Contribute to the University’s mission: The School of Divinity  shares in the University’s commitment to Pro Humanitate through explorations of religious identity, vocation, social responsibility, and public engagement.

Hospitality and Language

The Wake Forest University School of Divinity seeks “to cultivate a community of learners that celebrates diverse religious, racial, ethnic, cultural, gender, and sexual identities and that fosters accessibility for all of its members.”

Theological commitments lead the faculty to identify language use as one way we embody and practice hospitality. We invite all members of our learning community to join us in paying attention to how we use language and in exploring new language practices that cultivate hospitality.

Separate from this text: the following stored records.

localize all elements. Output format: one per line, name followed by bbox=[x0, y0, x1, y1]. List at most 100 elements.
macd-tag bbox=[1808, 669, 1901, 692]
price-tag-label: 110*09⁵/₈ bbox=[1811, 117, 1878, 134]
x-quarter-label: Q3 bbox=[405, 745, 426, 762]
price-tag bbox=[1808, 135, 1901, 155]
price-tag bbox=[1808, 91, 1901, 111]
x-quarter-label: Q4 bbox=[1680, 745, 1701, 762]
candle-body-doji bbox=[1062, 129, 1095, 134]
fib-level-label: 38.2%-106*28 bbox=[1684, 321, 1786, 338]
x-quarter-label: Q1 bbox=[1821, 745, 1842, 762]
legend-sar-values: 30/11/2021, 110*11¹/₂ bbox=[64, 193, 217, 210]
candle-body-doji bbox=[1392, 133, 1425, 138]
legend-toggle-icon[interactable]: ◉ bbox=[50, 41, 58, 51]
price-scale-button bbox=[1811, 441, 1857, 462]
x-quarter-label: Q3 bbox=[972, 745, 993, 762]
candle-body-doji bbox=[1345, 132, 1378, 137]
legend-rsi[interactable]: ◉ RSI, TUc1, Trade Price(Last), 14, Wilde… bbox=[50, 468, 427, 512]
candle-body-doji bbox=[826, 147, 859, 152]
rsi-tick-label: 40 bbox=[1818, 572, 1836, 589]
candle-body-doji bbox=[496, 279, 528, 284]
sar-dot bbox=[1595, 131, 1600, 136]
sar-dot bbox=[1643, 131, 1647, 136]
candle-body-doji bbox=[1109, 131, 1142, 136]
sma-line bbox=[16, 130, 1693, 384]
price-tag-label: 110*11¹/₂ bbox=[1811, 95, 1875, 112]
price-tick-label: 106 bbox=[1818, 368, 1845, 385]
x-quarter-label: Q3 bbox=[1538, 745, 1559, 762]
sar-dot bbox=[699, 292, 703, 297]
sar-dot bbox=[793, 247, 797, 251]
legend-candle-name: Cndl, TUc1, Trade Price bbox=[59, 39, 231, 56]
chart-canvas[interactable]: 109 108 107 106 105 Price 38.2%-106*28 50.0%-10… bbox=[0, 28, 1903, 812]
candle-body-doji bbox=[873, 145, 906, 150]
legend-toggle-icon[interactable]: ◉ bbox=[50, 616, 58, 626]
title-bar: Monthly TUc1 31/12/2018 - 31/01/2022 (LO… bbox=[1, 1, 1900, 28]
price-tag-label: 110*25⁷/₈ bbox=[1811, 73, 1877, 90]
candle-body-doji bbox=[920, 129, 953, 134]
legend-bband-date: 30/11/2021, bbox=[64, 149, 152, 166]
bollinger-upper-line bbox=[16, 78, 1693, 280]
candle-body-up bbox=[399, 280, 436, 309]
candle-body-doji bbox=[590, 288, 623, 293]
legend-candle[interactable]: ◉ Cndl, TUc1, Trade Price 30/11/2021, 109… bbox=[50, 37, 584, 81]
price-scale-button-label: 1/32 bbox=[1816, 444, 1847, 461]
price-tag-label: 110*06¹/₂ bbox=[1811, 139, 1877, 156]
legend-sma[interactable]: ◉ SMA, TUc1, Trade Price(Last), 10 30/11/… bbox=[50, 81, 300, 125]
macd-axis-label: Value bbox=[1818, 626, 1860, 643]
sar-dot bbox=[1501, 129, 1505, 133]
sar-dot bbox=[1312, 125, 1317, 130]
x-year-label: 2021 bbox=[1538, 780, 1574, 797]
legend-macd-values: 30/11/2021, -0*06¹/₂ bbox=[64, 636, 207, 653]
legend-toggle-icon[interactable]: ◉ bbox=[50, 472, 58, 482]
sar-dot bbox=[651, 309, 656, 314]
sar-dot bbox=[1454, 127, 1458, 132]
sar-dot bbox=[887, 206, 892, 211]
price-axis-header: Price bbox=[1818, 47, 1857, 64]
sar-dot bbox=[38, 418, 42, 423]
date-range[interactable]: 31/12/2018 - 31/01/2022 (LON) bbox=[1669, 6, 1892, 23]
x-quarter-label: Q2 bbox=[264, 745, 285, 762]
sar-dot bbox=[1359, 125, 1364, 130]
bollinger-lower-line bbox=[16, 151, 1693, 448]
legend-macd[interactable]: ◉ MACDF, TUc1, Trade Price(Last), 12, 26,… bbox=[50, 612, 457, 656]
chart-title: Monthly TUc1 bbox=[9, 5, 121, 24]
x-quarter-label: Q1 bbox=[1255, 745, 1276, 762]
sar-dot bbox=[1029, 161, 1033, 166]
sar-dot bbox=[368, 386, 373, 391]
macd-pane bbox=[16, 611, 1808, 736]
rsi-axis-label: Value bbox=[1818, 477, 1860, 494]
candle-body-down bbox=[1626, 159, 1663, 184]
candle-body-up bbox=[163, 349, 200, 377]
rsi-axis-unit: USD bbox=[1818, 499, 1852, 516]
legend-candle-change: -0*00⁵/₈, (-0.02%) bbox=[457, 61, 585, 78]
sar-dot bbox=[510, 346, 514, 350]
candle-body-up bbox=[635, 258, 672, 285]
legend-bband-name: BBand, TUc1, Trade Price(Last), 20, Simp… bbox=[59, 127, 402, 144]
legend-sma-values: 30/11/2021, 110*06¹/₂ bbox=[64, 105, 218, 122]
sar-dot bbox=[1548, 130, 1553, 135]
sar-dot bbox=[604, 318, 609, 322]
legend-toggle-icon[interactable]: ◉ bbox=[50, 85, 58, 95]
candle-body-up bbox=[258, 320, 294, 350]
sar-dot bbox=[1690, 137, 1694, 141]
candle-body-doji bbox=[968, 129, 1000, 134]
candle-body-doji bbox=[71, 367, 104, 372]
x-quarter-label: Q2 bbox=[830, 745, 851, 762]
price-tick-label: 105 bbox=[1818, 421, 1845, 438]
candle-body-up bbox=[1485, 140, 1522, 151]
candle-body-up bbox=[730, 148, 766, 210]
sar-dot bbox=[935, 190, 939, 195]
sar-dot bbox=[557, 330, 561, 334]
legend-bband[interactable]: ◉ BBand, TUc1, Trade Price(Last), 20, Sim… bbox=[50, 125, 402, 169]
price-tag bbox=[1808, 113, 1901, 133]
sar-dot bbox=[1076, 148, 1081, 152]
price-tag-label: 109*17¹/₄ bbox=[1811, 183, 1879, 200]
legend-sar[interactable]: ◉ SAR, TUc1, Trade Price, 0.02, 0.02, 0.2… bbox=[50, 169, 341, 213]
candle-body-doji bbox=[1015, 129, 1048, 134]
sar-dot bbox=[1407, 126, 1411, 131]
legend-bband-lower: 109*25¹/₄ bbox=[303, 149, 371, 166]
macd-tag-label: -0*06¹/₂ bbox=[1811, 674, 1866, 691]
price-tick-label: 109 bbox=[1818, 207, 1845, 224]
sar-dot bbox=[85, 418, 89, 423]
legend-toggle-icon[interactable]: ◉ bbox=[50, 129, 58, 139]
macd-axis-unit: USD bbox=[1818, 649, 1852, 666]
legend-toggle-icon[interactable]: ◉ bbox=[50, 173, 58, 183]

Each faculty member approaches language in different ways depending on our areas of academic expertise and our individual theological perspectives and commitments. We write and speak with an awareness of the historical, political, and societal contexts out of which theological language emerges and how language can impact readers and listeners. Out of this diversity, faculty conversations about language are lively and vibrant. We invite students to participate in these intentional conversations and to learn to think theologically and creatively about language.

The following suggested practices represent academic expectations for language use in public speech and writing, including scholarly activity (lectures, presentations, discussions, handouts, and publications), communications (official and internal), and worship (sermons, liturgy, and music). The faculty offers these expectations in order to educate leaders who practice hospitality in a range of settings. Each faculty member is committed to discussing these expectations as they relate to course content and assignments and to including guidelines for classroom participation and written work in course syllabi.

Suggested Practices

Language about God: Theologians, ministers, and worship leaders have an opportunity to give voice to the variety and richness of God’s presence with God’s people. Language used in preaching and worship as well as in academic writing acknowledges and cultivates this richness when it explores diverse ways to write, speak, pray, and sing about and to God.


  1. Our language choices can reflect the richness of the divine. Varied metaphors can be used to speak to and about God. We can name God’s attributes. Examples: Rock of Salvation, Fountain of Life, the First and the Last, Refuge and Strength, Shelter from the Storm. We can address God out of our experience of God. Examples: Creator, Mother, Giver of All Good Things, Teacher, Father, Guardian, Redeemer, Friend, Healer.
  2. Writers and speakers are encouraged to seek balance when using pronouns to refer to God, for example, alternating between gendered pronouns.

Language about Creation and Humanity: Hospitable language acknowledges and affirms the value of all creation and the humanity of all people. While language about God is a theological choice, language about people needs to reflect standard grammatical practices of inclusivity.  


  1. Hospitable language should acknowledge and reflect connections between humans and the non-human context upon which life depends.
  2. Words like “people,” “us,” “humanity,” “humankind,” etc., should be used in place of words that identify all human experience with the experience of men.
  3. Non-gendered language should be used whenever possible; for example, writers and speakers should use “clergy” or “clergy person” instead of “clergyman.”
  4. Writers and speakers should use person-first language such as “persons with disabilities” instead of “the disabled,” or “people who live in poverty” instead of “the poor.”
  5. Language should affirm diverse and multiple racial, ethnic, cultural, gender, and sexual identities by acknowledging varied life narratives. Writers and speakers should avoid language that generalizes human experience (e.g., “all” or “we”) and that stereotypes persons or groups. Writers and speakers should use specific examples, rather than generalizations about people or groups, when illustrating a point.